Diez minutos después, giraron hacia una calle arbolada en un vecindario que Margaret no reconocía. Las casas eran antiguas, parecidas a la suya, con jardines bien cuidados y árboles grandes. Lisa frenó el coche y se detuvo frente a una encantadora casa azul con molduras blancas y un amplio porche adornado con macetas floridas.
—“Aquí estamos,” —anunció Lisa al apagar el motor.
Margaret miró la casa, confundida.
—“¿Dónde estamos?”
—“En casa,” —dijo Lisa, saliendo del coche y ayudando a Margaret, que avanzaba lentamente con su bastón.
Mientras caminaban por el sendero de piedra, la puerta principal se abrió y apareció David, el esposo de Lisa, con una amplia sonrisa.
—“Bienvenida a casa, Margaret,” —dijo alegremente.
Margaret se quedó inmóvil, desconcertada.
—“No entiendo…”
Lisa la guió suavemente hacia el porche.
—“Mamá, David y yo compramos esta casa hace tres meses. Hemos estado renovándola desde entonces,” —explicó mientras abría la puerta.
Aún confundida, Margaret se dejó guiar hacia el interior, donde la recibió una sala luminosa y abierta, amueblada con cariño.

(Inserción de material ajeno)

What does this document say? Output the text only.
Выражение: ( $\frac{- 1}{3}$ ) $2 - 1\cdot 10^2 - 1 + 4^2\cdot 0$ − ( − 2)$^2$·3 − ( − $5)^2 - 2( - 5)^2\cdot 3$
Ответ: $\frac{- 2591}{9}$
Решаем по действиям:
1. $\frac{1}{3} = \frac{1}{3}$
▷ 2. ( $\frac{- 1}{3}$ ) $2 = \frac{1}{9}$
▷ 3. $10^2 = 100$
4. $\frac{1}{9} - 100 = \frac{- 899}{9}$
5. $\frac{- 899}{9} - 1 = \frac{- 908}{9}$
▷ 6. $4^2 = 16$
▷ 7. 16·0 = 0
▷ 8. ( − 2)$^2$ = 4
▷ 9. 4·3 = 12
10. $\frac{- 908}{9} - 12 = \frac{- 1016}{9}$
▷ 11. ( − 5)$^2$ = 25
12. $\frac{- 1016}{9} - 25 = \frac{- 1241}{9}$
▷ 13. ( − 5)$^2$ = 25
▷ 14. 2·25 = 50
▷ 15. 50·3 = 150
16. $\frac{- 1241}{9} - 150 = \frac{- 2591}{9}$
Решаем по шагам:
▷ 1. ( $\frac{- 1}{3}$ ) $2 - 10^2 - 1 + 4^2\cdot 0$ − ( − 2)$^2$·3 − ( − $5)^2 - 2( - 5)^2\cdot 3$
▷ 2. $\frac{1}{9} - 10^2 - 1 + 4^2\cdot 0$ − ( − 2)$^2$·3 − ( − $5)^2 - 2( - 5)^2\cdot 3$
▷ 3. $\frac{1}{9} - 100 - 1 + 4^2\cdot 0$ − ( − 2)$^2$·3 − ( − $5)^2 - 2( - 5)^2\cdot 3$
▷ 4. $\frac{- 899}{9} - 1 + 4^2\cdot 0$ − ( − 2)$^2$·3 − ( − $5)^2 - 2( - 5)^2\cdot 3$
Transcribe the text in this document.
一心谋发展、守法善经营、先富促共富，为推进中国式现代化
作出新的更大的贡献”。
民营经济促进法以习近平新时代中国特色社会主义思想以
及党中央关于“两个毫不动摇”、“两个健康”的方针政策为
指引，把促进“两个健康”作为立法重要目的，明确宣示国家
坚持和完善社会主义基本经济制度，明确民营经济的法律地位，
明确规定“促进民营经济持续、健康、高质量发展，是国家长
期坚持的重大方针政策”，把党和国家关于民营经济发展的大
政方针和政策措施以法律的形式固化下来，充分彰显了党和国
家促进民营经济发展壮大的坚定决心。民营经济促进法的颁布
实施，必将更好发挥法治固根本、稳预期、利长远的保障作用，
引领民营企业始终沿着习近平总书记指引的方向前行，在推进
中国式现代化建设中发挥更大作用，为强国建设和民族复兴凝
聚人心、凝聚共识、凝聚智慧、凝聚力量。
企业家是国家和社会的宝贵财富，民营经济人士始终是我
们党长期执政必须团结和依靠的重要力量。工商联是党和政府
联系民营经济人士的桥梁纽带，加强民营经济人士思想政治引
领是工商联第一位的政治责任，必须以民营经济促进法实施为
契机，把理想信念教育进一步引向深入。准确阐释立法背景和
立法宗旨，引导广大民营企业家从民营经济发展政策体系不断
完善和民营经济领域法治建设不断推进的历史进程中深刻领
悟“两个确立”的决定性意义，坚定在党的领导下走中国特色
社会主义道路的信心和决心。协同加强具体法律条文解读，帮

Para su sorpresa, muchas de sus propias pertenencias estaban allí: su sillón favorito junto a la ventana, sus mantas hechas a mano en el sofá, y su colección de fotos familiares decorando la repisa de la chimenea.

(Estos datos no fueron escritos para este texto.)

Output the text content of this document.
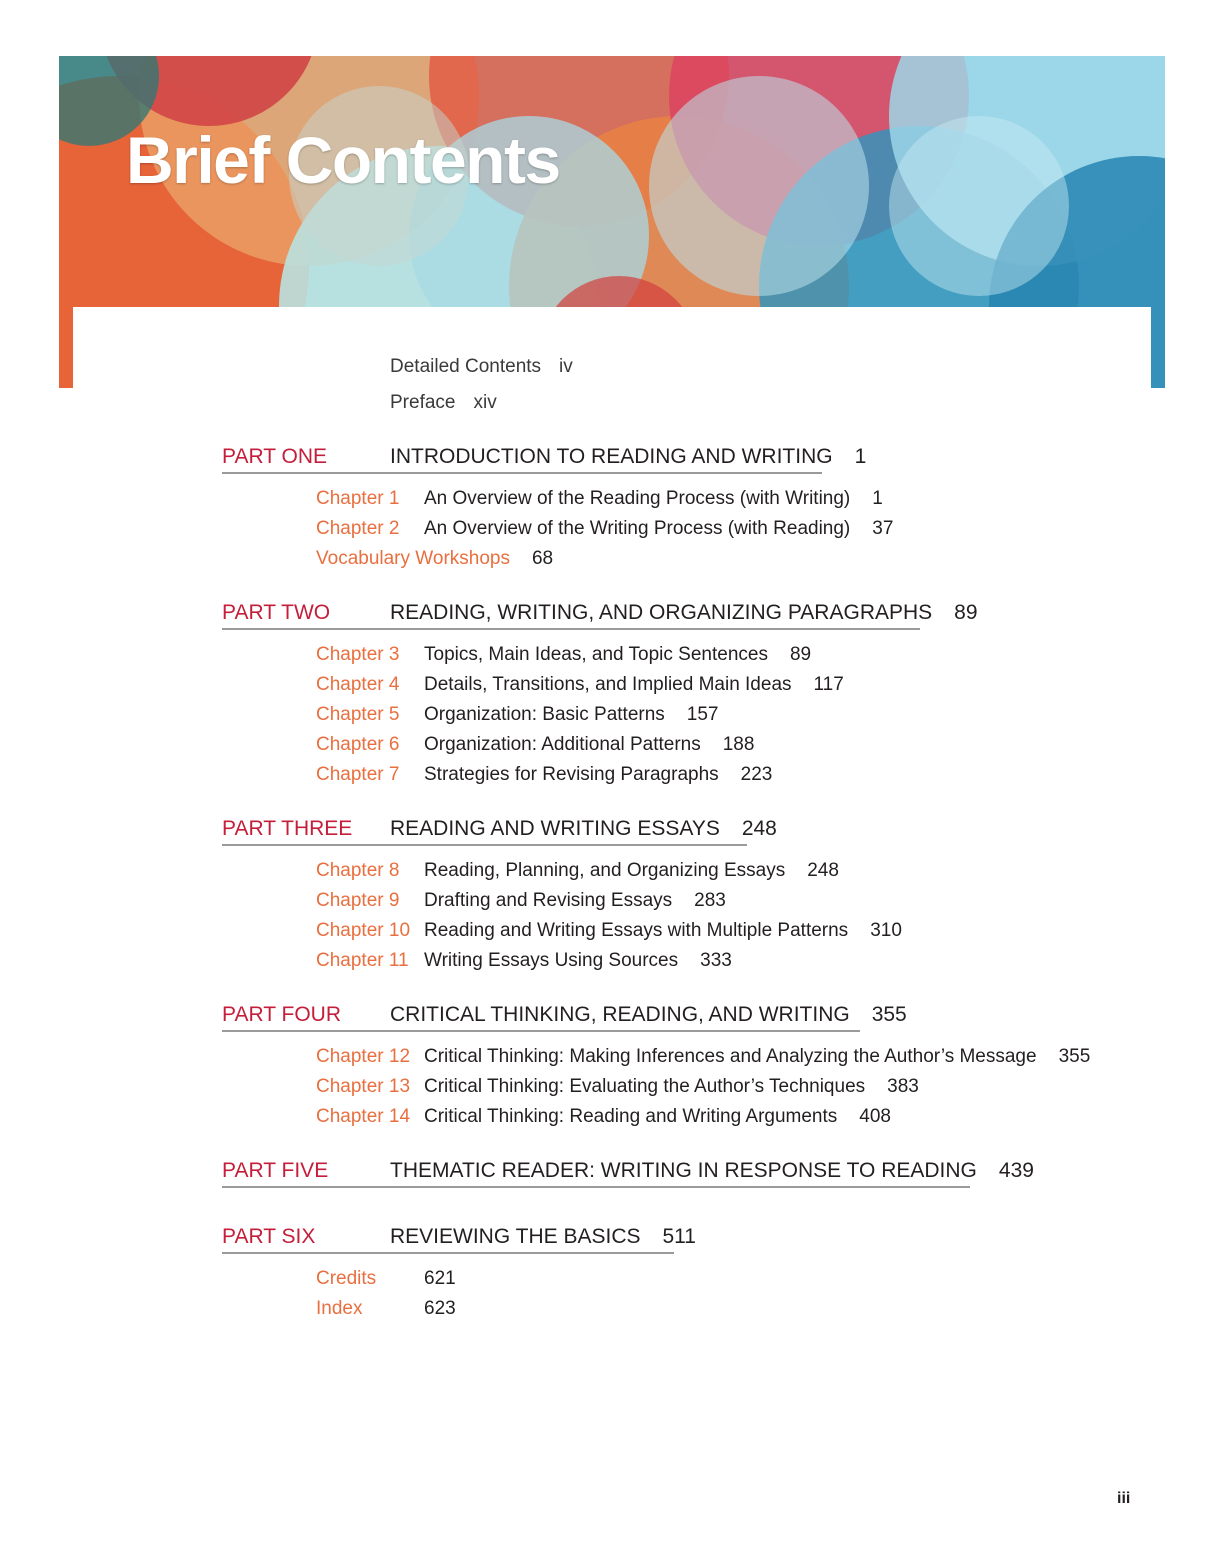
Brief Contents
Detailed Contents iv
Preface xiv
PART ONE	INTRODUCTION TO READING AND WRITING 1
Chapter 1 An Overview of the Reading Process (with Writing) 1
Chapter 2 An Overview of the Writing Process (with Reading) 37
Vocabulary Workshops 68
PART TWO	READING, WRITING, AND ORGANIZING PARAGRAPHS 89
Chapter 3 Topics, Main Ideas, and Topic Sentences 89
Chapter 4 Details, Transitions, and Implied Main Ideas 117
Chapter 5 Organization: Basic Patterns 157
Chapter 6 Organization: Additional Patterns 188
Chapter 7 Strategies for Revising Paragraphs 223
PART THREE READING AND WRITING ESSAYS 248
Chapter 8 Reading, Planning, and Organizing Essays 248
Chapter 9 Drafting and Revising Essays 283
Chapter 10 Reading and Writing Essays with Multiple Patterns 310
Chapter 11 Writing Essays Using Sources 333
PART FOUR CRITICAL THINKING, READING, AND WRITING 355
Chapter 12 Critical Thinking: Making Inferences and Analyzing the Author’s Message 355
Chapter 13 Critical Thinking: Evaluating the Author’s Techniques 383
Chapter 14 Critical Thinking: Reading and Writing Arguments 408
PART FIVE	THEMATIC READER: WRITING IN RESPONSE TO READING 439
PART SIX	REVIEWING THE BASICS 511
Credits	621
Index	623
iii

—“Esto… no tiene sentido,” —susurró Margaret, con la voz entrecortada.
Lisa la condujo por una cocina espaciosa, con encimeras bajas y gabinetes accesibles, luego por un comedor donde se encontraba la querida mesa de roble de Margaret, y finalmente hasta una puerta al fondo de la casa.
—“Esta es tu suite,” —dijo Lisa, abriendo la puerta para revelar una hermosa habitación con baño propio, pintada en el tono azul pálido favorito de Margaret.
Allí estaba su cama, con sábanas limpias, y la cómoda antigua que había pertenecido a su abuela. El baño tenía barras de apoyo, una ducha con asiento y puertas anchas, tal como el médico había recomendado.
Con lágrimas en los ojos, Margaret no dijo una palabra. Lisa tomó sus manos temblorosas.
—“Mamá, nunca planeamos llevarte a un asilo. David y yo hemos trabajado en esta casa durante meses. Hay espacio para todos y todo está preparado para que te muevas con seguridad y mantengas tu independencia.”
David apareció en la puerta, acompañado de los mellizos de 12 años, Emma y Jacob, que estaban esperando para sorprender a su abuela.
—“Queremos que vivas con nosotros, abuela,” —dijo Emma, abrazándola con ternura.
—“¿Quién más me enseñará a hacer esas galletas tan ricas?” —añadió Jacob, sonriendo.
Margaret se sentó lentamente al borde de la cama, abrumada.
—“Pero sus vidas… su rutina… yo seré una carga.”